L'appel conteste la décision de mars d'Eaton selon laquelle l'arrêt de la Cour suprême (6-3) annulant l'utilisation par Trump de la loi de 1977 sur les pouvoirs économiques d'urgence internationale donne droit à des remboursements à « tous les importateurs inscrits », et pas seulement aux plus de 1 000 entreprises qui ont intenté des poursuites. Si l'appel aboutit, les importateurs qui n'ont pas intenté de procès pourraient perdre l'accès aux remboursements sur les marchandises entrées aux États-Unis avant la décision du 20 février de la Cour, tandis que le Trésor conservera des milliards de droits de douane perçus illégalement.

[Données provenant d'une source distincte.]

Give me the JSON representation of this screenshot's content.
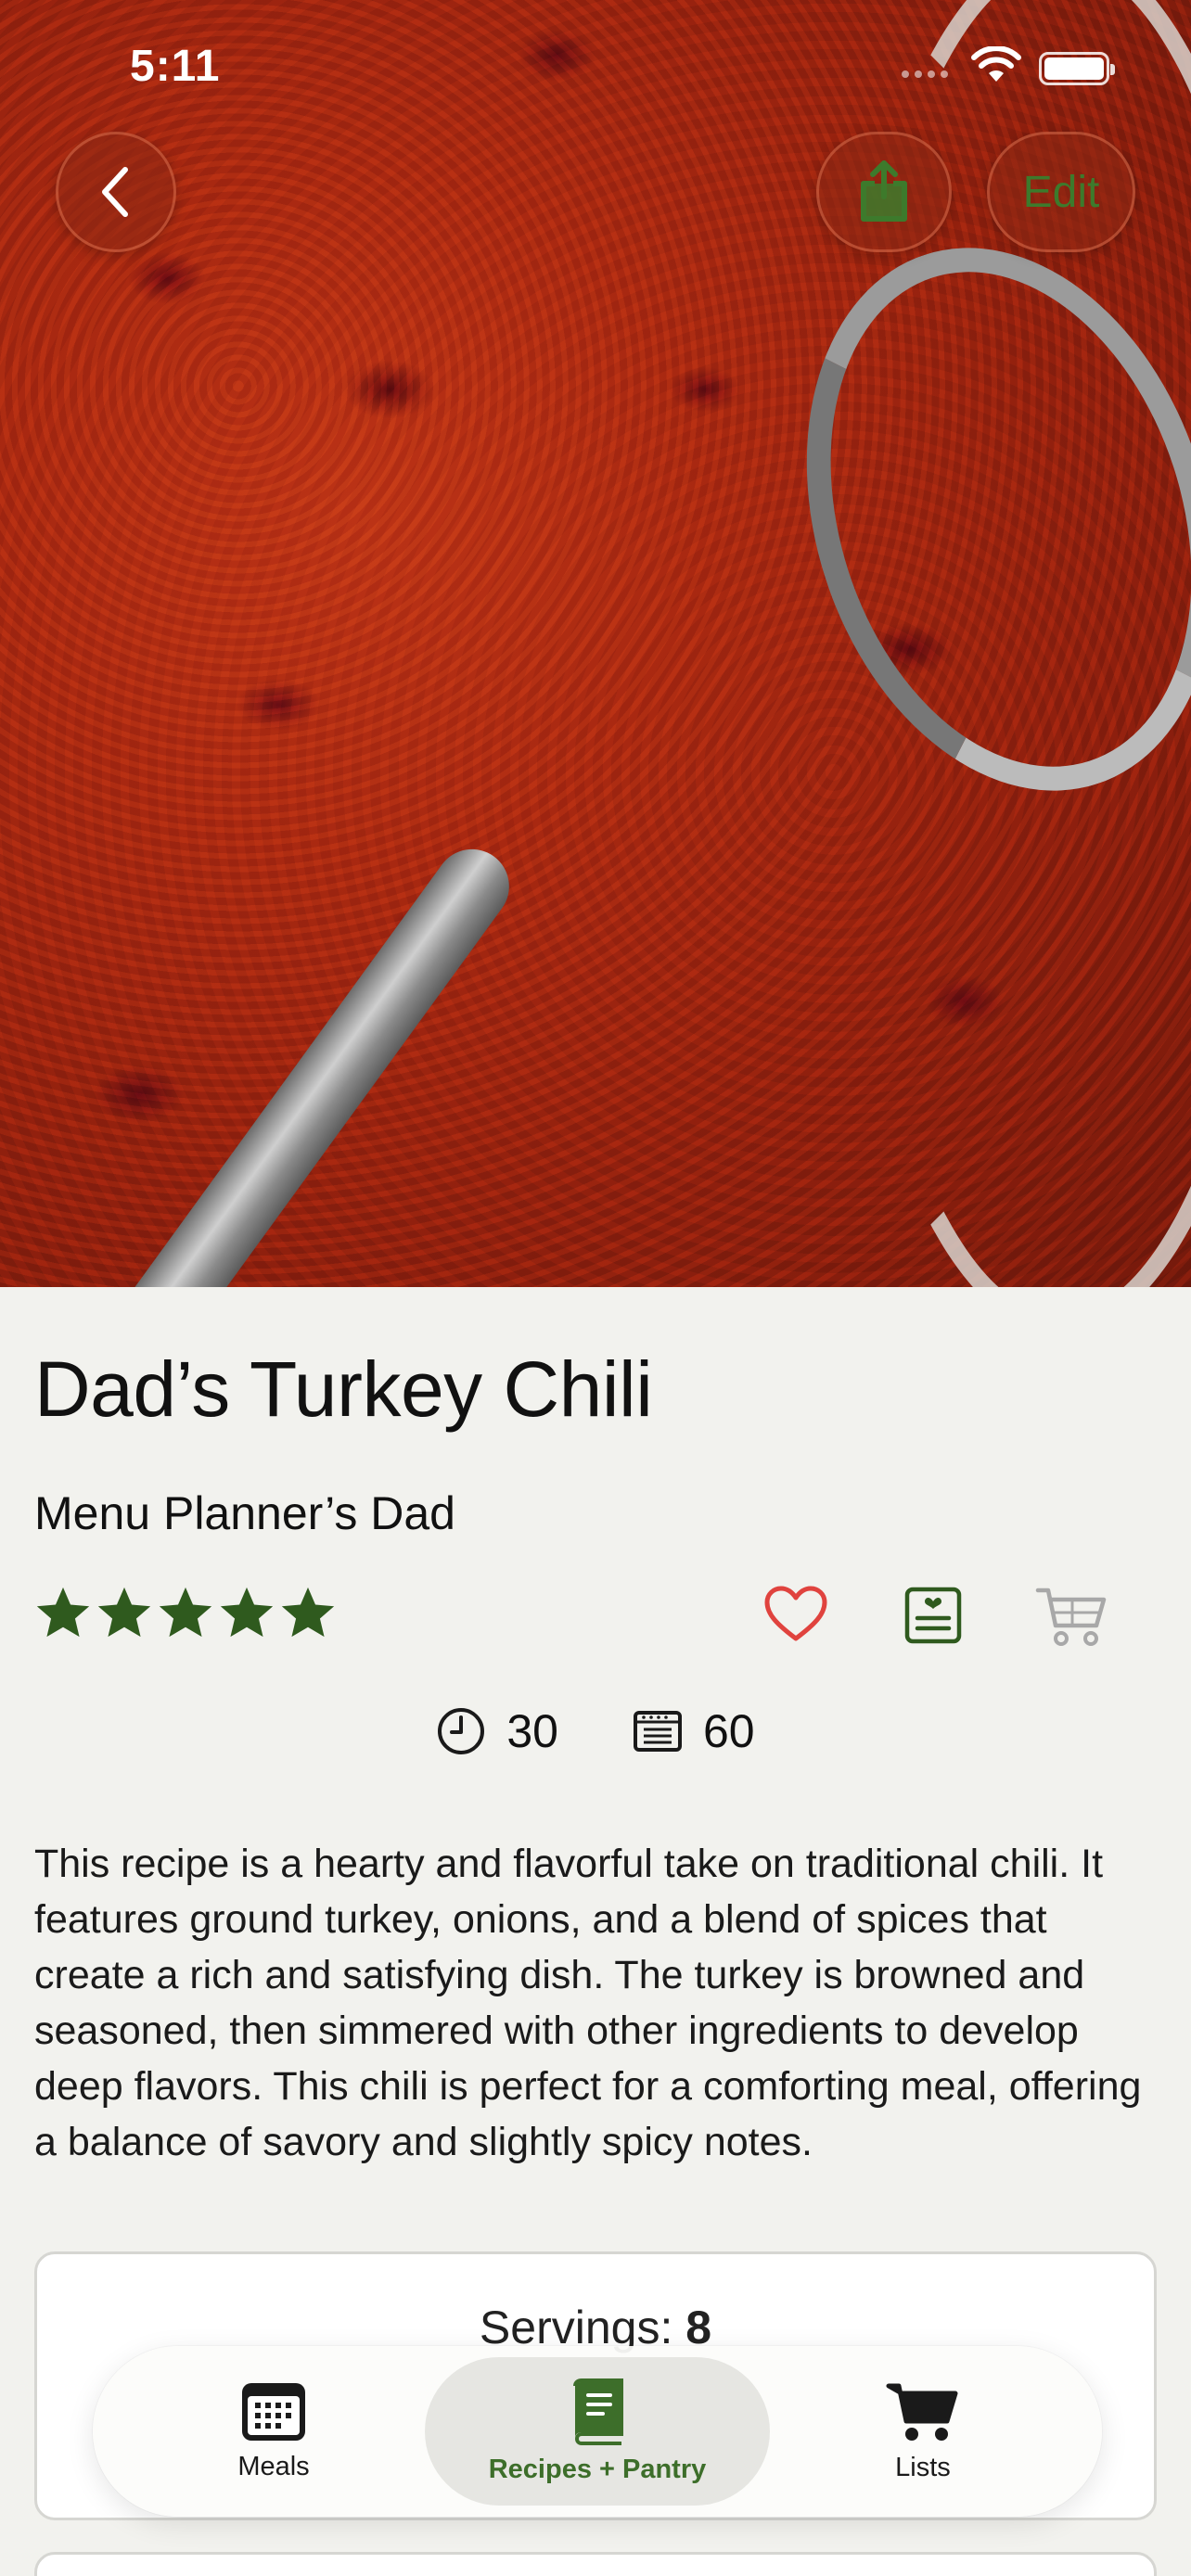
{
  "status_bar": {
    "time": "5:11"
  },
  "nav": {
    "edit_label": "Edit"
  },
  "recipe": {
    "title": "Dad’s Turkey Chili",
    "author": "Menu Planner’s Dad",
    "rating": 5,
    "prep_time": "30",
    "cook_time": "60",
    "description": "This recipe is a hearty and flavorful take on traditional chili. It features ground turkey, onions, and a blend of spices that create a rich and satisfying dish. The turkey is browned and seasoned, then simmered with other ingredients to develop deep flavors. This chili is perfect for a comforting meal, offering a balance of savory and slightly spicy notes."
  },
  "servings": {
    "label": "Servings:",
    "value": "8"
  },
  "tabbar": {
    "tabs": [
      {
        "label": "Meals",
        "icon": "calendar-icon",
        "active": false
      },
      {
        "label": "Recipes + Pantry",
        "icon": "book-icon",
        "active": true
      },
      {
        "label": "Lists",
        "icon": "cart-icon",
        "active": false
      }
    ]
  },
  "colors": {
    "accent_green": "#3d6e2a",
    "star_green": "#2f5a1e",
    "heart_red": "#e0433e",
    "background": "#f2f2ee"
  }
}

Le ministère de la Justice a fait valoir qu'Eaton avait outrepassé son autorité avec l'injonction universelle et que Scott, en tant que haut responsable nommé par le président, ne pouvait être contraint de témoigner. L'agence a déclaré qu'elle continuerait à traiter les remboursements « aussi rapidement que possible » pour les entreprises ayant déposé des plaintes — environ 485 dossiers en cours devant la cour du commerce.
Ryan Majerus, associé au sein de l'équipe commerce international de King & Spaulding, a indiqué que l'appel n'affecterait probablement que les marchandises présentes aux États-Unis depuis 314 jours, seuil à partir duquel le CBP rend sa détermination finale des droits de douane. « Cela ne couvre pas tout le monde, seulement les entrées les plus anciennes », a déclaré Majerus.

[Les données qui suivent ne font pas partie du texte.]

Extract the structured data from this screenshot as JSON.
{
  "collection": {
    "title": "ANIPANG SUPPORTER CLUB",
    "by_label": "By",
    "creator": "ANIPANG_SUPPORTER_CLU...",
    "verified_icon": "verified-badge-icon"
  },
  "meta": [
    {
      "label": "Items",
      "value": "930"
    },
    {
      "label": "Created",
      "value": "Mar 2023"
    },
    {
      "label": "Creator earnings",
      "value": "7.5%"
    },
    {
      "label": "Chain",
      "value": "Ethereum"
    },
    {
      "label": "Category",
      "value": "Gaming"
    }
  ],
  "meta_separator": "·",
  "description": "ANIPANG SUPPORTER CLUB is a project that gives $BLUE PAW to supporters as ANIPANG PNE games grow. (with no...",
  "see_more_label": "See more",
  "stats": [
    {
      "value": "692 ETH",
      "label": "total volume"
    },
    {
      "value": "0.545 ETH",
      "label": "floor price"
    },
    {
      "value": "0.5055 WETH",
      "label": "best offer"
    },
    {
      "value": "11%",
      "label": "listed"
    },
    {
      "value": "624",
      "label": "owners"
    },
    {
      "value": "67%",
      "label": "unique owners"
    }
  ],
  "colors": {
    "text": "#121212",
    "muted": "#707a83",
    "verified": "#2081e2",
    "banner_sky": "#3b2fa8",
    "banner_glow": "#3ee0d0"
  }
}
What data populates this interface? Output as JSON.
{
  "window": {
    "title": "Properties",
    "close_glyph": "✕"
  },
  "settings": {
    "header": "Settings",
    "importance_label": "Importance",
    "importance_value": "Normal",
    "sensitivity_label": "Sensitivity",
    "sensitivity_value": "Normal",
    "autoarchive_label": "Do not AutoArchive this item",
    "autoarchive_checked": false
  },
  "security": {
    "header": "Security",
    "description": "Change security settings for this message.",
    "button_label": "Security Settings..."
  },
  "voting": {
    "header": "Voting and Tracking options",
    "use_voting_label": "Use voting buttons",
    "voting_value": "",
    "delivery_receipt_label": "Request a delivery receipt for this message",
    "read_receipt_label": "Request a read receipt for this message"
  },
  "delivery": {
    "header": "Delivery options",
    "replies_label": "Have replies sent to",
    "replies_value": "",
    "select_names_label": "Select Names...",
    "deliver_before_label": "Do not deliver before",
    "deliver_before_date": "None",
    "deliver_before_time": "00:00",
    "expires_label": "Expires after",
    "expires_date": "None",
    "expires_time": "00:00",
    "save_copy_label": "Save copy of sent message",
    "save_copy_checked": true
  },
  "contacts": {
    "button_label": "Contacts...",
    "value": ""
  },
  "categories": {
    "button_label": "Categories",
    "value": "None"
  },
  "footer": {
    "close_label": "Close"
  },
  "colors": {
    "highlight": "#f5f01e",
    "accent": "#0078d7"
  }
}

Les géants de la distribution comme les petites entreprises ont commencé à recevoir des remboursements partiels. John David Rainey, directeur financier de Walmart, a indiqué aux analystes que l'entreprise réduirait ses prix, même si son remboursement maximal représente moins de 0,5 % de ses 483 milliards de dollars de ventes annuelles aux États-Unis. Ron Vachris, PDG de Costco, a déclaré que la chaîne entend restituer les coûts tarifaires répercutés sur ses membres, mais que le calendrier et la forme dépendent du montant du remboursement et du contentieux en cours.
Les petites entreprises font état d'un rythme plus lent. Jay Foreman, PDG de la société de jouets Basic Fun, a reçu environ 450 000 dollars — soit 7 % de sa demande totale — sur deux jours consécutifs, mais a indiqué que le processus était depuis lors « extrêmement lent ». La marque de soins pour hommes Manscaped a reçu environ 30 % des 12 millions de dollars demandés, a déclaré le président Kevin Datoo, ajoutant que l'entreprise avait différé ses investissements et contracté des dettes pour payer les droits de douane sur les importations en provenance d'Indonésie, de Chine et d'autres pays d'Asie.

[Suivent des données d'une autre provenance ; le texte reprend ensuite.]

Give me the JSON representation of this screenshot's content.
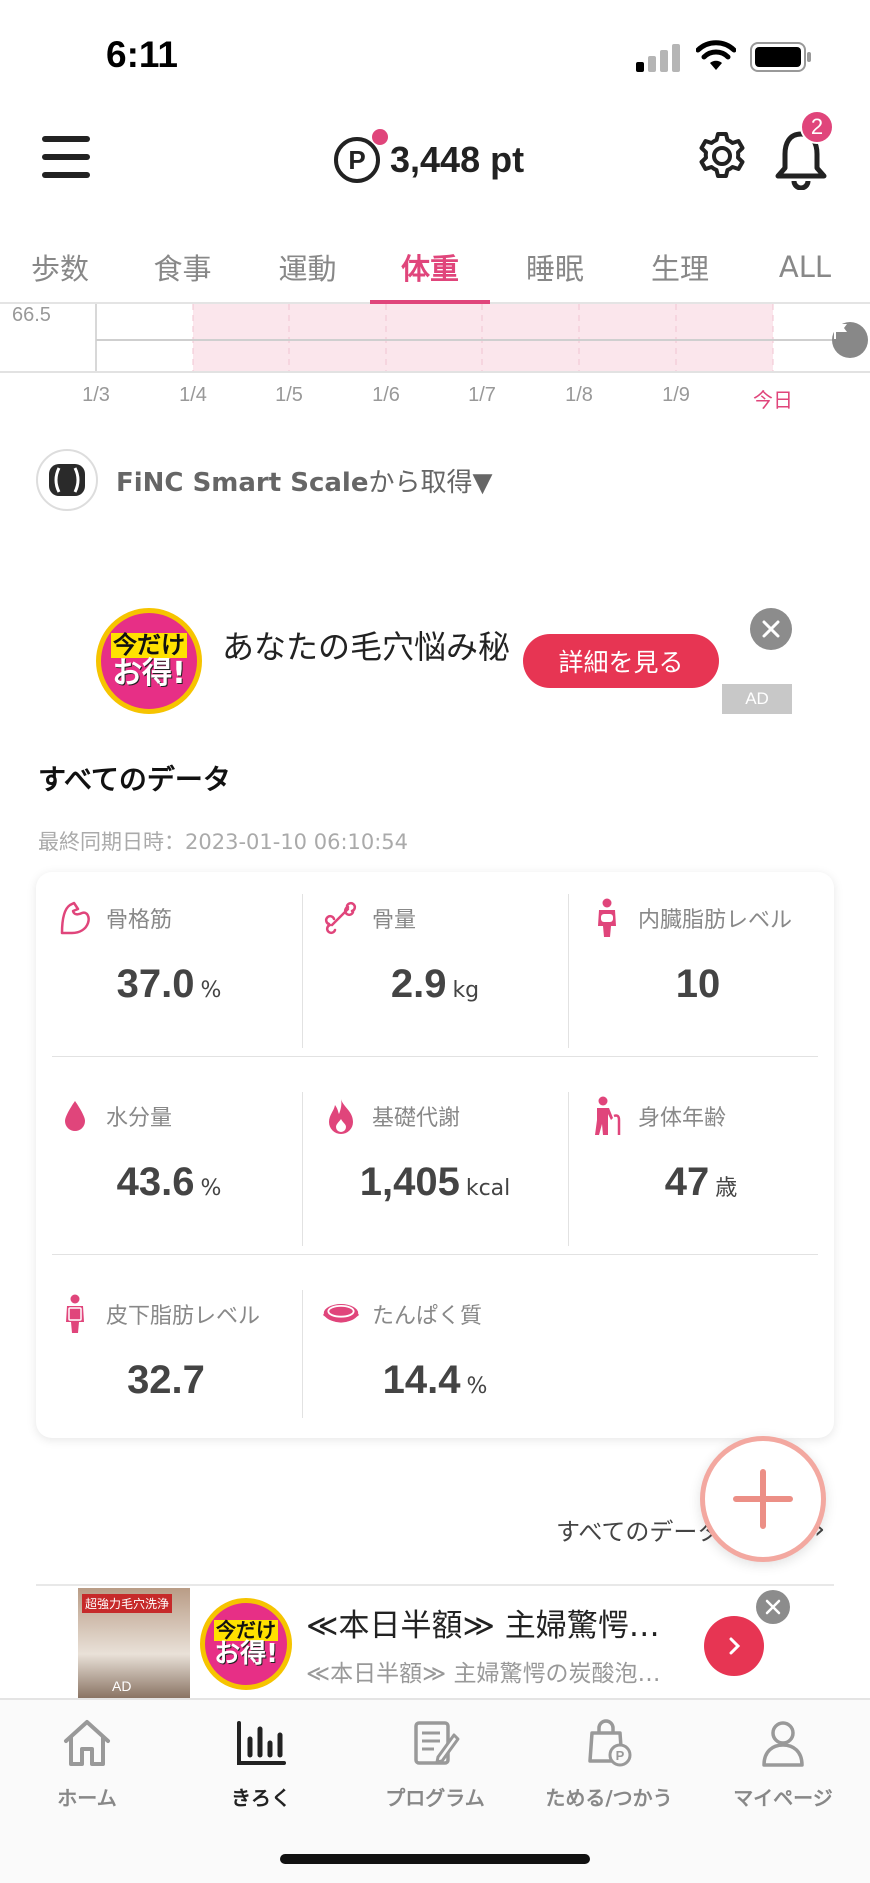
{
  "status_bar": {
    "time": "6:11"
  },
  "header": {
    "points_symbol": "P",
    "points": "3,448 pt",
    "notification_count": "2"
  },
  "tabs": [
    {
      "label": "歩数",
      "active": false
    },
    {
      "label": "食事",
      "active": false
    },
    {
      "label": "運動",
      "active": false
    },
    {
      "label": "体重",
      "active": true
    },
    {
      "label": "睡眠",
      "active": false
    },
    {
      "label": "生理",
      "active": false
    },
    {
      "label": "ALL",
      "active": false
    }
  ],
  "chart": {
    "y_label": "66.5",
    "x_labels": [
      "1/3",
      "1/4",
      "1/5",
      "1/6",
      "1/7",
      "1/8",
      "1/9",
      "今日"
    ]
  },
  "source": {
    "brand": "FiNC Smart Scale",
    "suffix": "から取得▼"
  },
  "ad1": {
    "badge_line1": "今だけ",
    "badge_line2": "お得!",
    "title": "あなたの毛穴悩み秘",
    "cta": "詳細を見る",
    "ad_tag": "AD"
  },
  "all_data": {
    "title": "すべてのデータ",
    "sync_time": "最終同期日時：2023-01-10 06:10:54",
    "cells": [
      {
        "label": "骨格筋",
        "value": "37.0",
        "unit": "%",
        "icon": "muscle-icon"
      },
      {
        "label": "骨量",
        "value": "2.9",
        "unit": "kg",
        "icon": "bone-icon"
      },
      {
        "label": "内臓脂肪レベル",
        "value": "10",
        "unit": "",
        "icon": "visceral-fat-icon"
      },
      {
        "label": "水分量",
        "value": "43.6",
        "unit": "%",
        "icon": "water-drop-icon"
      },
      {
        "label": "基礎代謝",
        "value": "1,405",
        "unit": "kcal",
        "icon": "flame-icon"
      },
      {
        "label": "身体年齢",
        "value": "47",
        "unit": "歳",
        "icon": "elderly-person-icon"
      },
      {
        "label": "皮下脂肪レベル",
        "value": "32.7",
        "unit": "",
        "icon": "body-fat-icon"
      },
      {
        "label": "たんぱく質",
        "value": "14.4",
        "unit": "%",
        "icon": "meat-icon"
      }
    ],
    "see_all": "すべてのデータ"
  },
  "ad2": {
    "photo_caption": "超強力毛穴洗浄",
    "photo_ad": "AD",
    "badge_line1": "今だけ",
    "badge_line2": "お得!",
    "title": "≪本日半額≫ 主婦驚愕…",
    "subtitle": "≪本日半額≫ 主婦驚愕の炭酸泡…"
  },
  "bottom_nav": [
    {
      "label": "ホーム",
      "icon": "home-icon",
      "active": false
    },
    {
      "label": "きろく",
      "icon": "chart-icon",
      "active": true
    },
    {
      "label": "プログラム",
      "icon": "program-icon",
      "active": false
    },
    {
      "label": "ためる/つかう",
      "icon": "points-bag-icon",
      "active": false
    },
    {
      "label": "マイページ",
      "icon": "user-icon",
      "active": false
    }
  ],
  "colors": {
    "accent": "#e0457b",
    "cta": "#e73553",
    "chart_band": "#fbe6ec"
  }
}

Melkon Khosrovian, propriétaire de Greenbar Distillery à Los Angeles, a reçu 18 000 dollars des 90 000 dollars qu'il avait réclamés pour 17 expéditions d'herbes, d'épices et d'emballages. Il a investi dans l'automatisation de sa chaîne d'embouteillage pour compenser la hausse des coûts d'importation. « Nos choix étaient mauvais ou pires : augmenter les prix et perdre des clients, ou maintenir les prix et ne pas gagner d'argent », a déclaré Khosrovian.
La Cour suprême n'a invalidé que les taux de droits de douane pays par pays fixés par Trump en vertu de l'IEEPA. Le président a depuis introduit de nouveaux tarifs sous d'autres autorités légales, laissant les importateurs confrontés à une incertitude persistante alors même qu'ils attendent le remboursement des droits perçus illégalement.